You could just transcribe him all day. (Okay, one more: "Ayo, macerate the fruit / Tap it over Angel's food / Yeah, we getting loot / Timbaland the boot / Kush is by prescription / Prolific in the kitchen / People on my dick because I'm vicious with the diction." Just say that out loud to yourself once today, I guarantee you'll feel great.) But the pleasure of Rare Chandeliers is as much in the feeling as in the technique. As with most of Bronson's records, it's a single-producer collaboration; the Alchemist, like his predecessors Party Supplies, Tommy Mas, and Harry Fraud, understands who he's working for, turning out subterranean-shark bass lines and dusty guitar licks, theme music for a red-bearded pig hunting truffles in the rapidly gentrifying concrete jungle. Fellow rappers come aboard and go native: New York's Roc Marciano sports "the garments that crawled out of the forest"; Black Hippy Schoolboy Q goes looking for Waldo; Yonkers hardhead Styles P cooks like Swanson.
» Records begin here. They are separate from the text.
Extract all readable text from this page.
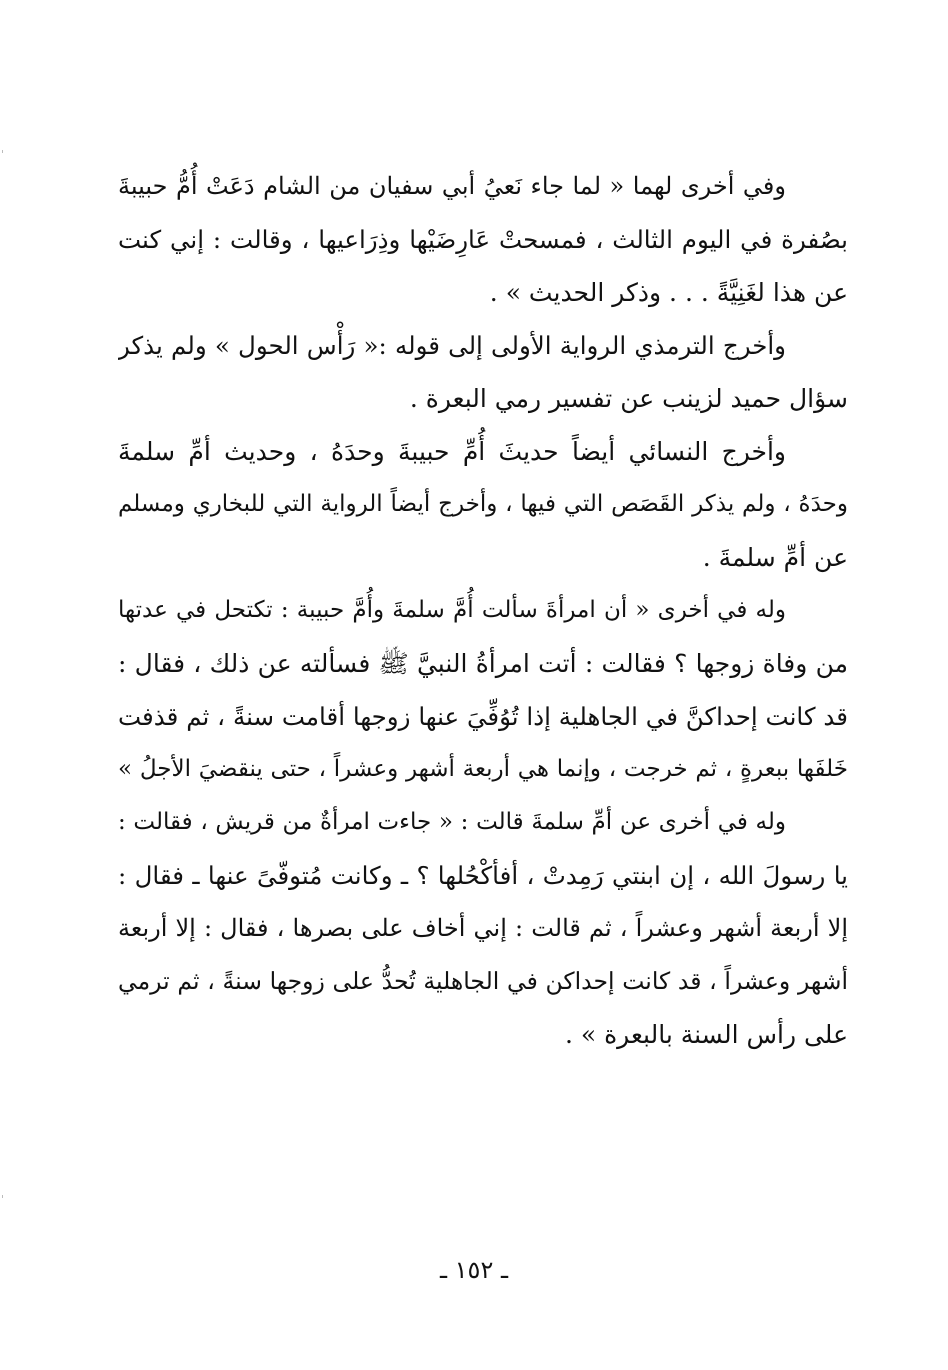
وفي أخرى لهما « لما جاء نَعيُ أبي سفيان من الشام دَعَتْ أُمُّ حبيبةَ
بصُفرة في اليوم الثالث ، فمسحتْ عَارِضَيْها وذِرَاعيها ، وقالت : إني كنت
عن هذا لغَنِيَّةً . . . وذكر الحديث » .
وأخرج الترمذي الرواية الأولى إلى قوله :« رَأْس الحول » ولم يذكر
سؤال حميد لزينب عن تفسير رمي البعرة .
وأخرج النسائي أيضاً حديثَ أُمِّ حبيبةَ وحدَهُ ، وحديث أمِّ سلمةَ
وحدَهُ ، ولم يذكر القَصَص التي فيها ، وأخرج أيضاً الرواية التي للبخاري ومسلم
عن أمِّ سلمةَ .
وله في أخرى « أن امرأةَ سألت أُمَّ سلمةَ وأُمَّ حبيبة : تكتحل في عدتها
من وفاة زوجها ؟ فقالت : أتت امرأةُ النبيَّ ﷺ فسألته عن ذلك ، فقال :
قد كانت إحداكنَّ في الجاهلية إذا تُوُفِّيَ عنها زوجها أقامت سنةً ، ثم قذفت
خَلفَها ببعرةٍ ، ثم خرجت ، وإنما هي أربعة أشهر وعشراً ، حتى ينقضيَ الأجلُ »
وله في أخرى عن أمِّ سلمةَ قالت : « جاءت امرأةٌ من قريش ، فقالت :
يا رسولَ الله ، إن ابنتي رَمِدتْ ، أفأكْحُلها ؟ ـ وكانت مُتوفّىً عنها ـ فقال :
إلا أربعة أشهر وعشراً ، ثم قالت : إني أخاف على بصرها ، فقال : إلا أربعة
أشهر وعشراً ، قد كانت إحداكن في الجاهلية تُحدُّ على زوجها سنةً ، ثم ترمي
على رأس السنة بالبعرة » .
ـ ١٥٢ ـ
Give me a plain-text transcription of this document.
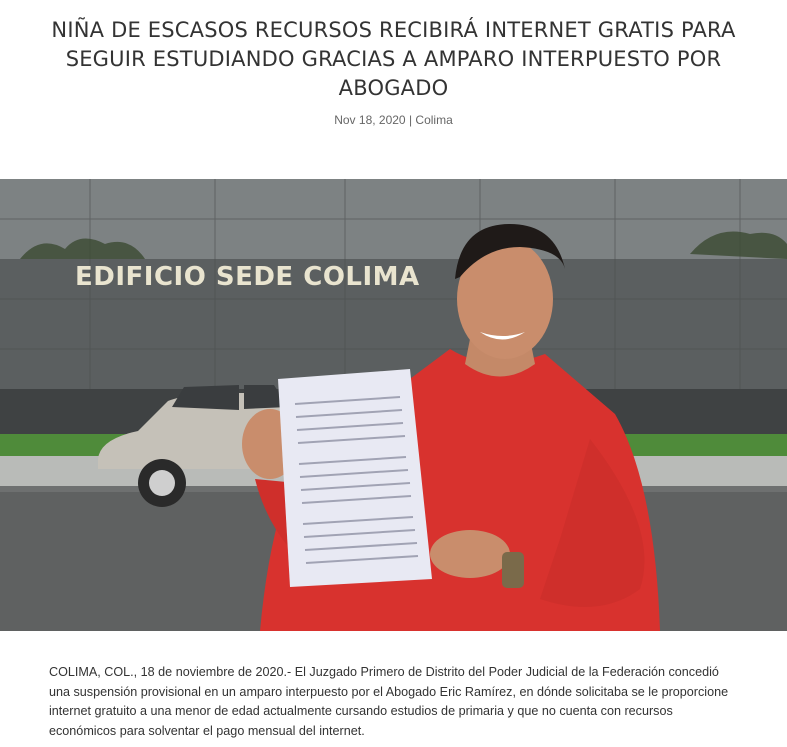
NIÑA DE ESCASOS RECURSOS RECIBIRÁ INTERNET GRATIS PARA SEGUIR ESTUDIANDO GRACIAS A AMPARO INTERPUESTO POR ABOGADO
Nov 18, 2020 | Colima
EDIFICIO SEDE COLIMA

COLIMA, COL., 18 de noviembre de 2020.- El Juzgado Primero de Distrito del Poder Judicial de la Federación concedió una suspensión provisional en un amparo interpuesto por el Abogado Eric Ramírez, en dónde solicitaba se le proporcione internet gratuito a una menor de edad actualmente cursando estudios de primaria y que no cuenta con recursos económicos para solventar el pago mensual del internet.
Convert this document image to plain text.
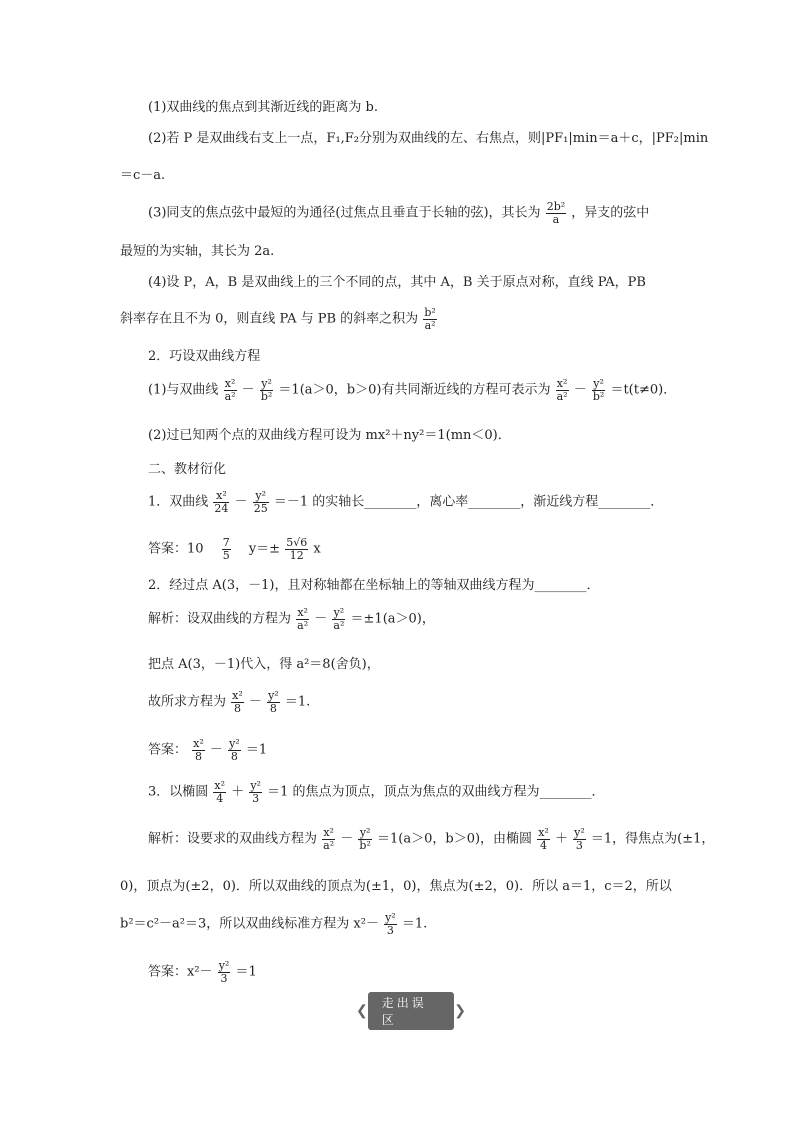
(1)双曲线的焦点到其渐近线的距离为 b.
(2)若 P 是双曲线右支上一点，F₁,F₂分别为双曲线的左、右焦点，则|PF₁|min＝a＋c，|PF₂|min
＝c－a.
(3)同支的焦点弦中最短的为通径(过焦点且垂直于长轴的弦)，其长为 $\frac{\text{2b²}}{a}$ ，异支的弦中
最短的为实轴，其长为 2a.
(4)设 P，A，B 是双曲线上的三个不同的点，其中 A，B 关于原点对称，直线 PA，PB
斜率存在且不为 0，则直线 PA 与 PB 的斜率之积为 $\frac{\text{b²}}{\text{a²}}$
2．巧设双曲线方程
(1)与双曲线 $\frac{\text{x²}}{\text{a²}} - \frac{\text{y²}}{\text{b²}} =1(a>0$，b＞0)有共同渐近线的方程可表示为 $\frac{\text{x²}}{\text{a²}} - \frac{\text{y²}}{\text{b²}} =t(t\ne 0)$．
(2)过已知两个点的双曲线方程可设为 mx²＋ny²＝1(mn＜0)．
二、教材衍化
1．双曲线 $\frac{\text{x²}}{24} - \frac{\text{y²}}{25} =-1$ 的实轴长________，离心率________，渐近线方程________．
答案：10　 $\frac{7}{5}$ 　$y=\pm \frac{5√6}{12}$ x
2．经过点 A(3，－1)，且对称轴都在坐标轴上的等轴双曲线方程为________．
解析：设双曲线的方程为 $\frac{\text{x²}}{\text{a²}} - \frac{\text{y²}}{\text{a²}} =\pm 1(a>0)$，
把点 A(3，－1)代入，得 a²＝8(舍负)，
故所求方程为 $\frac{\text{x²}}{8} - \frac{\text{y²}}{8} =1$.
答案： $\frac{\text{x²}}{8} - \frac{\text{y²}}{8} =1$
3．以椭圆 $\frac{\text{x²}}{4} + \frac{\text{y²}}{3} =1$ 的焦点为顶点，顶点为焦点的双曲线方程为________．
解析：设要求的双曲线方程为 $\frac{\text{x²}}{\text{a²}} - \frac{\text{y²}}{\text{b²}} =1(a>0$，b＞0)，由椭圆 $\frac{\text{x²}}{4} + \frac{\text{y²}}{3} =1$，得焦点为(±1，
0)，顶点为(±2，0)．所以双曲线的顶点为(±1，0)，焦点为(±2，0)．所以 a＝1，c＝2，所以
b²＝c²－a²＝3，所以双曲线标准方程为 $x^2- \frac{\text{y²}}{3} =1$.
答案：$x^2- \frac{\text{y²}}{3} =1$
❮	走出误区
❯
Is this better than the other free mixtape Action Bronson put out this year? Has he "matured"? Has he moved past his debt to Ghostface and Big L and Kool G Rap? No, on all counts. Progress is the wrong metric here. Bronsonland is a place you enjoy spending time in or you don't, and that does not seem likely to change anytime soon. SPIN typically rates records on a 1-10 scale. Where does Rare Chandeliers belong? Five Gary Paytons out of one Tommy Lasorda. One hundred piranhas. Four ice-cold bottles of Sauvignon Blanc. A full wolf-pelt headdress, waving in the shotgun breeze.